Через несколько минут впереди показалось здание из шлакоблоков. Находящееся на удалении от дороги, в окружении промышленных сооружений, уныло-серое, оно производило впечатление заброшенного и пустующего. Казалось, под палящими лучами солнца здание буквально вибрировало. Судя по описанию молодой итальянки, это была ночлежка для проституток. Несомненно, на своем веку дом повидал самых разных людей, из самых разных областей жизни. Но ему еще не приходилось видеть никого, похожего на Тодда Белнэпа.
Нажав кнопку отбоя, Андреа Банкрофт набрала следующий из номеров, который наиболее часто встречался в счете за телефонные разговоры. Это оказался питомник растений в Нью-Джерси, чьими услугами, вероятно, пользовались садовники, которые ухаживали за территорией поместья. Молодая женщина вычеркнула строчку. Надо как-то систематизировать поиски; вряд ли она чего-либо добьется, если будет просто набирать номер и ждать, кто ответит. В случае международного звонка ответивший мужчина вообще не сказал ни слова – что, конечно же, было подозрительно, но едва ли можно было назвать информативным. Убрав счет за телефонные разговоры в сумочку, Андреа задумалась.
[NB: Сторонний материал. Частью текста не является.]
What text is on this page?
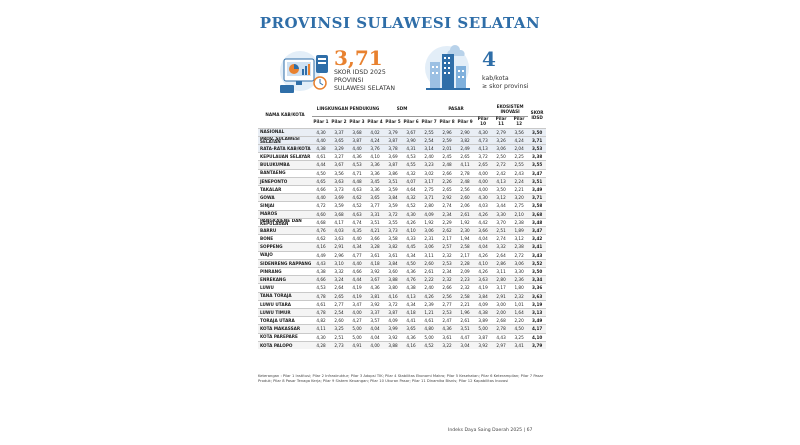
PROVINSI SULAWESI SELATAN
3,71
SKOR IDSD 2025
PROVINSI
SULAWESI SELATAN
4
kab/kota
≥ skor provinsi
NAMA KAB/KOTA	LINGKUNGAN PENDUKUNG				SDM		PASAR				EKOSISTEM INOVASI		SKOR IDSD
	Pilar 1	Pilar 2	Pilar 3	Pilar 4	Pilar 5	Pilar 6	Pilar 7	Pilar 8	Pilar 9	Pilar 10	Pilar 11	Pilar 12	
NASIONAL	4,30	3,37	3,68	4,02	3,79	3,67	2,55	2,96	2,90	4,30	2,79	3,56	3,50
PROV. SULAWESI SELATAN	4,40	3,65	3,87	4,24	3,87	3,90	2,54	2,59	3,82	4,73	3,26	4,24	3,71
RATA-RATA KAB/KOTA	4,38	3,29	4,40	3,76	3,78	4,31	3,14	2,01	2,49	4,13	3,06	2,04	3,53
KEPULAUAN SELAYAR	4,61	3,27	4,36	4,10	3,69	4,53	2,40	2,45	2,65	3,72	2,50	2,25	3,38
BULUKUMBA	4,44	3,67	4,53	3,36	3,87	4,55	3,23	2,48	4,11	2,65	2,72	2,55	3,55
BANTAENG	4,50	3,56	4,71	3,36	3,86	4,32	3,02	2,66	2,78	4,00	2,42	2,43	3,47
JENEPONTO	4,65	3,63	4,48	3,45	3,51	4,07	3,17	2,26	2,48	4,00	4,13	2,24	3,51
TAKALAR	4,66	3,73	4,63	3,36	3,59	4,64	2,75	2,65	2,56	4,00	3,50	2,21	3,49
GOWA	4,40	3,69	4,62	3,65	3,84	4,32	3,71	2,92	2,60	4,30	3,12	3,20	3,71
SINJAI	4,72	3,59	4,52	3,77	3,59	4,52	2,80	2,74	2,06	4,03	3,44	2,75	3,58
MAROS	4,60	3,68	4,63	3,31	3,72	4,30	4,09	2,34	2,61	4,26	3,30	2,10	3,68
PANGKAJENE DAN KEPULAUAN	4,68	4,17	4,74	3,51	3,55	4,26	1,92	2,29	1,92	4,42	3,70	2,38	3,48
BARRU	4,76	4,03	4,35	4,21	3,73	4,10	3,06	2,62	2,30	3,66	2,51	1,89	3,47
BONE	4,62	3,63	4,40	3,66	3,58	4,33	2,31	2,17	1,94	4,04	2,74	3,12	3,42
SOPPENG	4,16	2,91	4,34	3,28	3,82	4,45	3,06	2,57	2,58	4,04	3,32	2,38	3,41
WAJO	4,49	2,96	4,77	3,61	3,61	4,34	3,11	2,32	2,17	4,26	2,64	2,72	3,43
SIDENRENG RAPPANG	4,43	3,10	4,40	4,18	3,84	4,50	2,60	2,53	2,28	4,10	2,86	3,06	3,52
PINRANG	4,38	3,32	4,66	3,92	3,60	4,36	2,61	2,34	2,09	4,26	3,11	3,30	3,50
ENREKANG	4,66	3,24	4,44	3,67	3,88	4,76	2,22	2,32	2,23	3,63	2,80	2,36	3,34
LUWU	4,53	2,64	4,19	4,36	3,80	4,38	2,40	2,66	2,32	4,19	3,17	1,80	3,36
TANA TORAJA	4,78	2,65	4,19	3,81	4,16	4,13	4,26	2,56	2,58	3,84	2,91	2,32	3,63
LUWU UTARA	4,61	2,77	3,47	3,92	3,72	4,34	2,39	2,77	2,21	4,09	3,00	1,01	3,19
LUWU TIMUR	4,78	2,54	4,00	3,37	3,87	4,18	1,21	2,53	1,96	4,38	2,00	1,64	3,13
TORAJA UTARA	4,82	2,60	4,27	3,57	4,09	4,41	4,61	2,47	2,61	3,89	2,68	2,20	3,49
KOTA MAKASSAR	4,11	3,25	5,00	4,04	3,99	3,65	4,80	4,36	3,51	5,00	2,78	4,50	4,17
KOTA PAREPARE	4,30	2,51	5,00	4,04	3,92	4,36	5,00	3,61	4,47	3,87	4,43	3,25	4,10
KOTA PALOPO	4,28	2,73	4,91	4,00	3,88	4,16	4,52	3,22	3,04	3,92	2,97	3,41	3,79
Keterangan : Pilar 1 Institusi; Pilar 2 Infrastruktur; Pilar 3 Adopsi TIK; Pilar 4 Stabilitas Ekonomi Makro; Pilar 5 Kesehatan; Pilar 6 Keterampilan; Pilar 7 Pasar Produk; Pilar 8 Pasar Tenaga Kerja; Pilar 9 Sistem Keuangan; Pilar 10 Ukuran Pasar; Pilar 11 Dinamika Bisnis; Pilar 12 Kapabilitas Inovasi
Indeks Daya Saing Daerah 2025 | 67
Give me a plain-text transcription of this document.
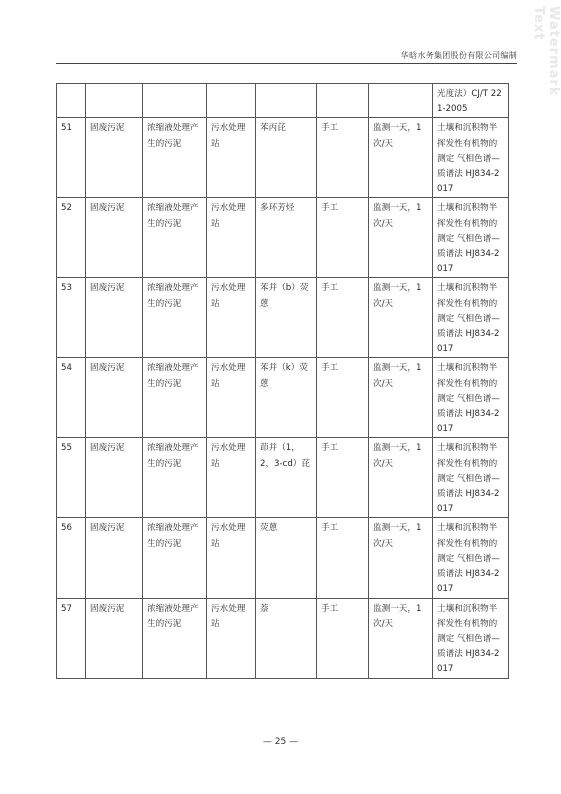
Watermark Text
华晗水务集团股份有限公司编制
							光度法）CJ/T 221-2005
51	固废污泥	浓缩液处理产生的污泥	污水处理站	苯丙芘	手工	监测一天，1次/天	土壤和沉积物半挥发性有机物的测定 气相色谱—质谱法 HJ834-2017
52	固废污泥	浓缩液处理产生的污泥	污水处理站	多环芳烃	手工	监测一天，1次/天	土壤和沉积物半挥发性有机物的测定 气相色谱—质谱法 HJ834-2017
53	固废污泥	浓缩液处理产生的污泥	污水处理站	苯并（b）荧蒽	手工	监测一天，1次/天	土壤和沉积物半挥发性有机物的测定 气相色谱—质谱法 HJ834-2017
54	固废污泥	浓缩液处理产生的污泥	污水处理站	苯并（k）荧蒽	手工	监测一天，1次/天	土壤和沉积物半挥发性有机物的测定 气相色谱—质谱法 HJ834-2017
55	固废污泥	浓缩液处理产生的污泥	污水处理站	茚并（1，2，3-cd）芘	手工	监测一天，1次/天	土壤和沉积物半挥发性有机物的测定 气相色谱—质谱法 HJ834-2017
56	固废污泥	浓缩液处理产生的污泥	污水处理站	荧蒽	手工	监测一天，1次/天	土壤和沉积物半挥发性有机物的测定 气相色谱—质谱法 HJ834-2017
57	固废污泥	浓缩液处理产生的污泥	污水处理站	萘	手工	监测一天，1次/天	土壤和沉积物半挥发性有机物的测定 气相色谱—质谱法 HJ834-2017
— 25 —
Ей не давала покоя какая-то странная деталь, но она никак не могла за нее ухватиться.
Но что же это такое?
Как ни тяжело было Андреа, она снова пережила болезненные подростковые воспоминания о гибели матери. Полицейский в дверях… принесший скорбное известие. Но только она уже все знала – кто же ей позвонил? С тех пор прошло уже больше десяти лет. Однако Андреа отчетливо вспомнила, что ей позвонили и сообщили о гибели матери. И тут до нее дошло: отчего, когда она услышала грубый, прокуренный голос того сотрудника фонда, который позвонил ей насчет требований безопасности и секретности, у нее заледенела кровь.
Это был тот самый голос, который в ту ночь сказал про гибель матери.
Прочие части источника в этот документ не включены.